Desde a década de 1990, o RuPaul 'invadiu' a cultura pop, forçando um público maior a pensar nas limitações das categorias de gênero. O programa demonstra como a identidade não se enquadra naturalmente em binários masculinos e femininos simples e sugere que a identidade combina elementos de ambos. A apresentação Drag Race de RuPaul (agora em sua sexta temporada) freqüentemente usa o termo 'realidade' para comemorar como a criatividade de gênero pode ser experimentada não como simples imitação, mas como uma experiência de identidade que é tão real quanto qualquer outra identidade. No mínimo, as múltiplas formas de arrastar refletem a natureza ambígua da identidade de gênero, expondo como os binários estritos de gênero com os quais vivemos são uma forma artificial de classificação.

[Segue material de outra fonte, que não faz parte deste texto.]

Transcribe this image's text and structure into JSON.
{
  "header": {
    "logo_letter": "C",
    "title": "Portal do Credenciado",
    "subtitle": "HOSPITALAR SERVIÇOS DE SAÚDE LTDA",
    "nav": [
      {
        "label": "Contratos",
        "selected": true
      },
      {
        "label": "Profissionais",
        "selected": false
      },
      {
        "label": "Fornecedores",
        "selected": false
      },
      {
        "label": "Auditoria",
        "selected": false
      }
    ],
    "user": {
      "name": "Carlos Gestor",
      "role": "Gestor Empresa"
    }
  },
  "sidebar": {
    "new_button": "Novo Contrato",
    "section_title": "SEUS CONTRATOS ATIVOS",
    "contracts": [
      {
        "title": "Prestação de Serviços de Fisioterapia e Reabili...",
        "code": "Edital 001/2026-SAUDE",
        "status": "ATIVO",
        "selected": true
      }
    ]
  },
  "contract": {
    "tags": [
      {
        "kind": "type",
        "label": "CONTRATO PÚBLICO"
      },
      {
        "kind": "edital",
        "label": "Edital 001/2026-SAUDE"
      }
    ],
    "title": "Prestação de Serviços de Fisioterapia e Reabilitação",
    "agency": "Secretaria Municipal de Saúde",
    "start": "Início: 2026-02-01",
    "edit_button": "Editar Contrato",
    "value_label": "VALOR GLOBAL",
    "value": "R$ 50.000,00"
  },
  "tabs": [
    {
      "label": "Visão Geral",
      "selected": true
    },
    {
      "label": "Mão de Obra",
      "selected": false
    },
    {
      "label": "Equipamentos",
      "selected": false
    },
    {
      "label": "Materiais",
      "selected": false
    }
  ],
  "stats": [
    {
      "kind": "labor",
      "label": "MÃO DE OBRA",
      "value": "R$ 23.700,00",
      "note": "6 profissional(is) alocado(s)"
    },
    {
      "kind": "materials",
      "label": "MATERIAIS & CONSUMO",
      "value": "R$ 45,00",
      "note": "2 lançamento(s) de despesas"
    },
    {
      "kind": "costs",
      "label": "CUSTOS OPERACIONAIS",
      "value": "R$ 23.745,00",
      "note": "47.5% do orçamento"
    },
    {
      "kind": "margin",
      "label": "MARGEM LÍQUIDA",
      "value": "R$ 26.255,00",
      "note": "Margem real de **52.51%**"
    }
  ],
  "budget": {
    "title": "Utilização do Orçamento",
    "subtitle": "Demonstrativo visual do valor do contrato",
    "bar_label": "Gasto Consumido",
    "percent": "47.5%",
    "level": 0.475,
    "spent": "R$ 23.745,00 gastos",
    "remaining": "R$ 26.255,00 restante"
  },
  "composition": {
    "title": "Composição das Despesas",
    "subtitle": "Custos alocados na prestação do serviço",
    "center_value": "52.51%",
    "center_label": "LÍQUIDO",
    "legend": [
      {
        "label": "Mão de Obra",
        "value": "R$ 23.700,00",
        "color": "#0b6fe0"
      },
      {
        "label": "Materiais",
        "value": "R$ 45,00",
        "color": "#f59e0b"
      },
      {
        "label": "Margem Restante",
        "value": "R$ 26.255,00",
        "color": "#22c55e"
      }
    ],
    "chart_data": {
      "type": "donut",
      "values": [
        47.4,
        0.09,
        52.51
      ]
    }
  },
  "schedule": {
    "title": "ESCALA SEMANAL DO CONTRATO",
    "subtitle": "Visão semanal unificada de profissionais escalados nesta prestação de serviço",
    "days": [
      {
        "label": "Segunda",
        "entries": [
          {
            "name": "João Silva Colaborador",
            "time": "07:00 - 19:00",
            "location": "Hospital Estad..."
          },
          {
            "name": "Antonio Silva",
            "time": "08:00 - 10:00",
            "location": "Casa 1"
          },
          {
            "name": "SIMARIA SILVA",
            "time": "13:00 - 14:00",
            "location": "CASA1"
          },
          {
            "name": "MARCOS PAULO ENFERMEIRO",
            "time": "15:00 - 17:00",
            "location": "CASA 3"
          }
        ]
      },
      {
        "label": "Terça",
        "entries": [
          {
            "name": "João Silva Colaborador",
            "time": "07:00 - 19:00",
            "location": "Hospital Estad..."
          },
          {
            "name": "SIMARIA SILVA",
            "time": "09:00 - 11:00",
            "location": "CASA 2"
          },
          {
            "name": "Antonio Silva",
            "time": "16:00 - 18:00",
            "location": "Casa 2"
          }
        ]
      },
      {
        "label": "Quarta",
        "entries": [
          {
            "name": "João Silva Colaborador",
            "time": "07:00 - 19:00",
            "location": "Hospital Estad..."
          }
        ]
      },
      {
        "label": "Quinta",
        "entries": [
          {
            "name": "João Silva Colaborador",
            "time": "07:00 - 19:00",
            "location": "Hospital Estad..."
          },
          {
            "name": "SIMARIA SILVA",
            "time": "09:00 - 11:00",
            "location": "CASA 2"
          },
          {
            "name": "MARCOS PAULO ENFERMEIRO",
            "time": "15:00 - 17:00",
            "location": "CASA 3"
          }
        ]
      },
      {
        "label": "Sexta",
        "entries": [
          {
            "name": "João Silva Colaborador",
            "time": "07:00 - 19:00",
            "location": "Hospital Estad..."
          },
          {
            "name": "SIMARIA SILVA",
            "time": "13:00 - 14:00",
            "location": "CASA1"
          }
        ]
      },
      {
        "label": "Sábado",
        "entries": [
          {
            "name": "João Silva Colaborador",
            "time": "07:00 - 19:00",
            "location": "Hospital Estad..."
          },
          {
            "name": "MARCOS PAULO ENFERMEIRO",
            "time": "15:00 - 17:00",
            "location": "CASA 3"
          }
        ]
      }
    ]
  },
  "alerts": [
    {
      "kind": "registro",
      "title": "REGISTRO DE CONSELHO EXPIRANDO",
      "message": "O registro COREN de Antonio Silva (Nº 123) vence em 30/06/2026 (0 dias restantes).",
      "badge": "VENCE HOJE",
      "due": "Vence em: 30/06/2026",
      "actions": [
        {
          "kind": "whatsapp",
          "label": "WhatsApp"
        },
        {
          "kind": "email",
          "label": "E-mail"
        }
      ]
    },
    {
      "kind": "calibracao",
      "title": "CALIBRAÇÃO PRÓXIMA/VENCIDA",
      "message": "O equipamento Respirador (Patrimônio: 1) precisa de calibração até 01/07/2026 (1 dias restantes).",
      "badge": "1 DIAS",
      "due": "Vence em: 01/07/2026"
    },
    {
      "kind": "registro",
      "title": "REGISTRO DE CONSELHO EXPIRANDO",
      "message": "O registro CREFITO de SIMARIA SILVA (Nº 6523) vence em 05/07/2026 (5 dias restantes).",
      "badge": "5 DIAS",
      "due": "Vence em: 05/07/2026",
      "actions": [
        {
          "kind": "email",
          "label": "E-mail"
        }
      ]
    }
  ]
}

Judith Butler escreve que 'gênero é simplesmente uma auto-invenção' e os artistas de dragões podem ser vistos como incorporando essa ideia, mostrando que o sujeito pode ter ação na sua construção de gênero. A famosa citação de Ru-Paul de sua autobiografia: 'você nasceu nu e o resto é uma chatice' demonstra essa maneira pela qual toda a nossa identidade é formada a partir de réplicas; construímos nossa identidade aprendendo e copiando padrões de comportamento. Butler articula essa idéia claramente, dizendo:

Ao imitar o gênero, o arrasto revela implicitamente a estrutura imitativa do próprio gênero - assim como sua contingência.

O argumento de Judith Butler e Ru-Paul é que experimentar o arrasto como o comportamento autêntico da identidade não mostra que esse desempenho seja algum tipo de identidade 'verdadeira' ou 'natural', mas que toda a identidade de gênero é imitativa e construída, nada disso. verdadeiro ou natural. O ponto é que nem o comportamento normativo de gênero nem o arrasto são mais 'reais' ou 'autênticos'. O uso do termo 'realidade' zomba da ideia de uma identidade de gênero natural ou real.

Muito do modo como o drag (e a Drag Race de Ru-Paul) é apreciado pelos espectadores demonstra uma incapacidade cultural ainda persistente de ver não essa 'realidade' do arrasto (que é tão real quanto a identidade do espectador), mas sim observar por sua associação fantástica e mágica, apreciando-a como 'irrealista'. O espectador dessa performance evita se identificar com os participantes do programa, quando, na realidade, as identidades de gênero que vemos na tela não estão tão distantes da nossa quanto gostamos de admitir.

RuPaul disse uma vez que 'levaria cerca de 10 anos para que algo na cultura gay realmente migrasse o mainstream', e ele estava certo. Optamos por nos separar do termo 'arrastar' por causa de seu desafio às nossas próprias identidades, de que não estamos tão prontos quanto deveríamos deixar de ir.